Nora Berra défend la réforme de l’hospitalisation d’office

Publié le 16/03/2011

La secrétaire d'Etat à la Santé Nora Berra a défendu mardi soir à l'Assemblée nationale la réforme de l'hospitalisation sous contrainte, alors que tous les syndicats de psychiatres et la plupart des syndicats de magistrats protestent contre ce projet de loi. «Le texte est un projet de loi nuancé et équilibré», a estimé Nora Berra à l'ouverture de l'examen du projet de loi par les députés, dans un domaine «où l'équilibre est particulièrement difficile à trouver». Le projet de loi vise aussi à «garantir à l'ensemble de la population, aux patients et à leurs proches, que toute personne pourra être prise en charge de manière continue et efficace dès lors qu'il existe un risque grave d'atteinte à la sécurité de la personne malade et à celle d'autrui», a-t-elle ajouté. La réforme introduit la notion de soins ambulatoires sans consentement, donc à domicile et plus seulement à l'hôpital. Elle instaure également une possibilité d'hospitalisation d'office en cas de «péril imminent» ainsi qu'une période d'observation de 72 heures.

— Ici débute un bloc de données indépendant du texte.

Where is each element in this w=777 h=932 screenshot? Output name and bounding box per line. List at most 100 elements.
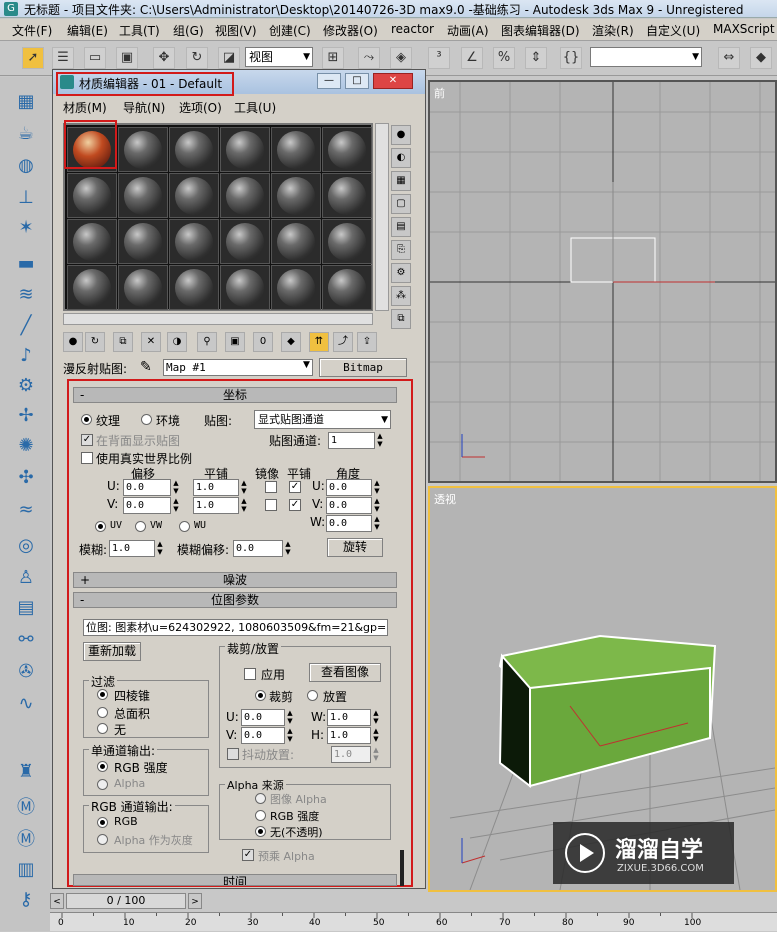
box-icon[interactable]: ◈ [390, 47, 412, 69]
panel-icon[interactable]: ▥ [13, 859, 39, 883]
rgb-radio[interactable] [97, 817, 108, 828]
book-icon[interactable]: ▤ [13, 597, 39, 621]
rect-region-icon[interactable]: ▭ [84, 47, 106, 69]
cloth-icon[interactable]: ♜ [13, 761, 39, 785]
mapping-select[interactable]: 显式贴图通道 [254, 410, 391, 429]
sample-slot[interactable] [271, 219, 321, 264]
rotate-button[interactable]: 旋转 [327, 538, 383, 557]
blur-field[interactable]: 1.0 [109, 540, 155, 557]
m-gray-icon[interactable]: Ⓜ [13, 825, 39, 850]
apply-checkbox[interactable] [244, 668, 256, 680]
sample-slot[interactable] [220, 127, 270, 172]
angle-snap-icon[interactable]: ∠ [461, 47, 483, 69]
cylinder-icon[interactable]: ≋ [13, 284, 39, 308]
time-rollout[interactable]: 时间 [73, 874, 397, 886]
wu-radio[interactable] [179, 521, 190, 532]
put-to-scene-icon[interactable]: ↻ [85, 332, 105, 352]
map-type-button[interactable]: Bitmap [319, 358, 407, 377]
place-radio[interactable] [307, 690, 318, 701]
copy-material-icon[interactable]: ◑ [167, 332, 187, 352]
mono-alpha-radio[interactable] [97, 779, 108, 790]
menu-modifiers[interactable]: 修改器(O) [323, 22, 378, 39]
menu-animation[interactable]: 动画(A) [447, 22, 489, 39]
blur-offset-spinner[interactable]: ▲ ▼ [284, 540, 292, 557]
mirror-icon[interactable]: ⇔ [718, 47, 740, 69]
go-forward-icon[interactable]: ⇪ [357, 332, 377, 352]
menu-view[interactable]: 视图(V) [215, 22, 257, 39]
wave-icon[interactable]: ≈ [13, 499, 39, 523]
menu-maxscript[interactable]: MAXScript [713, 22, 775, 36]
sample-slot[interactable] [118, 173, 168, 218]
uv-radio[interactable] [95, 521, 106, 532]
time-slider[interactable]: < 0 / 100 > [50, 892, 777, 910]
sample-slot[interactable] [67, 265, 117, 310]
editor-menu-navigation[interactable]: 导航(N) [123, 99, 165, 116]
star-icon[interactable]: ✶ [13, 217, 39, 241]
sample-type-icon[interactable]: ● [391, 125, 411, 145]
menu-edit[interactable]: 编辑(E) [67, 22, 108, 39]
opaque-radio[interactable] [255, 826, 266, 837]
bones-icon[interactable]: ⚯ [13, 629, 39, 653]
slots-vertical-scrollbar[interactable] [375, 123, 389, 311]
window-crossing-icon[interactable]: ▣ [116, 47, 138, 69]
select-by-name-icon[interactable]: ☰ [52, 47, 74, 69]
v-tiling-spinner[interactable]: ▲ ▼ [240, 497, 248, 514]
map-channel-field[interactable]: 1 [328, 432, 375, 449]
crop-u-field[interactable]: 0.0 [241, 709, 285, 726]
menu-tools[interactable]: 工具(T) [119, 22, 160, 39]
show-map-icon[interactable]: ◆ [281, 332, 301, 352]
bitmap-params-rollout[interactable]: - 位图参数 [73, 592, 397, 608]
prev-frame-icon[interactable]: < [50, 893, 64, 909]
sample-slot[interactable] [322, 173, 372, 218]
v-tiling-field[interactable]: 1.0 [193, 497, 239, 514]
m-icon[interactable]: Ⓜ [13, 793, 39, 818]
go-to-parent-icon[interactable]: ⤴ [333, 332, 353, 352]
percent-snap-icon[interactable]: % [493, 47, 515, 69]
assign-material-icon[interactable]: ⧉ [113, 332, 133, 352]
close-button[interactable]: ✕ [373, 73, 413, 89]
w-angle-spinner[interactable]: ▲ ▼ [373, 515, 381, 532]
blur-offset-field[interactable]: 0.0 [233, 540, 283, 557]
gear-icon[interactable]: ⚙ [13, 375, 39, 399]
select-arrow-icon[interactable]: ➚ [22, 47, 44, 69]
view-image-button[interactable]: 查看图像 [309, 663, 381, 682]
menu-rendering[interactable]: 渲染(R) [592, 22, 634, 39]
sphere-icon[interactable]: ◍ [13, 155, 39, 179]
summed-radio[interactable] [97, 707, 108, 718]
vw-radio[interactable] [135, 521, 146, 532]
sample-slot[interactable] [220, 219, 270, 264]
image-alpha-radio[interactable] [255, 793, 266, 804]
spinner-snap-icon[interactable]: ⇕ [525, 47, 547, 69]
sample-slot[interactable] [271, 265, 321, 310]
sample-slot[interactable] [118, 219, 168, 264]
map-channel-spinner[interactable]: ▲ ▼ [376, 432, 384, 449]
sample-slot[interactable] [271, 127, 321, 172]
sample-slot[interactable] [118, 265, 168, 310]
sample-slot[interactable] [169, 265, 219, 310]
helper-icon[interactable]: ✢ [13, 405, 39, 429]
alpha-rgb-radio[interactable] [255, 810, 266, 821]
crop-v-field[interactable]: 0.0 [241, 727, 285, 744]
put-to-library-icon[interactable]: ▣ [225, 332, 245, 352]
sample-slot[interactable] [322, 127, 372, 172]
coordinates-rollout[interactable]: - 坐标 [73, 387, 397, 403]
backlight-icon[interactable]: ◐ [391, 148, 411, 168]
named-selection-select[interactable] [590, 47, 702, 67]
menu-graph-editors[interactable]: 图表编辑器(D) [501, 22, 580, 39]
crop-w-field[interactable]: 1.0 [327, 709, 371, 726]
options-icon[interactable]: ⚙ [391, 263, 411, 283]
editor-menu-material[interactable]: 材质(M) [63, 99, 107, 116]
u-offset-spinner[interactable]: ▲ ▼ [172, 479, 180, 496]
editor-menu-utilities[interactable]: 工具(U) [234, 99, 276, 116]
u-tiling-spinner[interactable]: ▲ ▼ [240, 479, 248, 496]
reference-coord-select[interactable]: 视图 [245, 47, 313, 67]
cone-icon[interactable]: ⊥ [13, 187, 39, 211]
minimize-button[interactable]: — [317, 73, 341, 89]
link-icon[interactable]: ⤳ [358, 47, 380, 69]
material-id-icon[interactable]: 0 [253, 332, 273, 352]
sample-slot[interactable] [169, 219, 219, 264]
v-offset-spinner[interactable]: ▲ ▼ [172, 497, 180, 514]
jitter-spinner[interactable]: ▲ ▼ [372, 746, 380, 763]
crop-h-field[interactable]: 1.0 [327, 727, 371, 744]
crop-h-spinner[interactable]: ▲ ▼ [372, 727, 380, 744]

Le rapporteur UMP Guy Lefrand a lui aussi insisté sur le caractère «équilibré» de ce projet de loi qui intègre, comme l'impose le Conseil constitutionnel, l'intervention d'un juge judiciaire au-delà de quinze jours. Guy Lefrand a par ailleurs appelé de ses voeux "un plan de santé mental" dans un contexte où "il manque près de 1.000 praticiens hospitaliers" et ce alors qu'"une personne sur cinq souffrira de maladie mentale" au cours de sa vie. Le ministre de la Justice, Michel Mercier, a estimé que la réforme, dans son volet judiciaire, représentait «un défi» pour l'institution judiciaire car elle doit être mise en place au 1er août.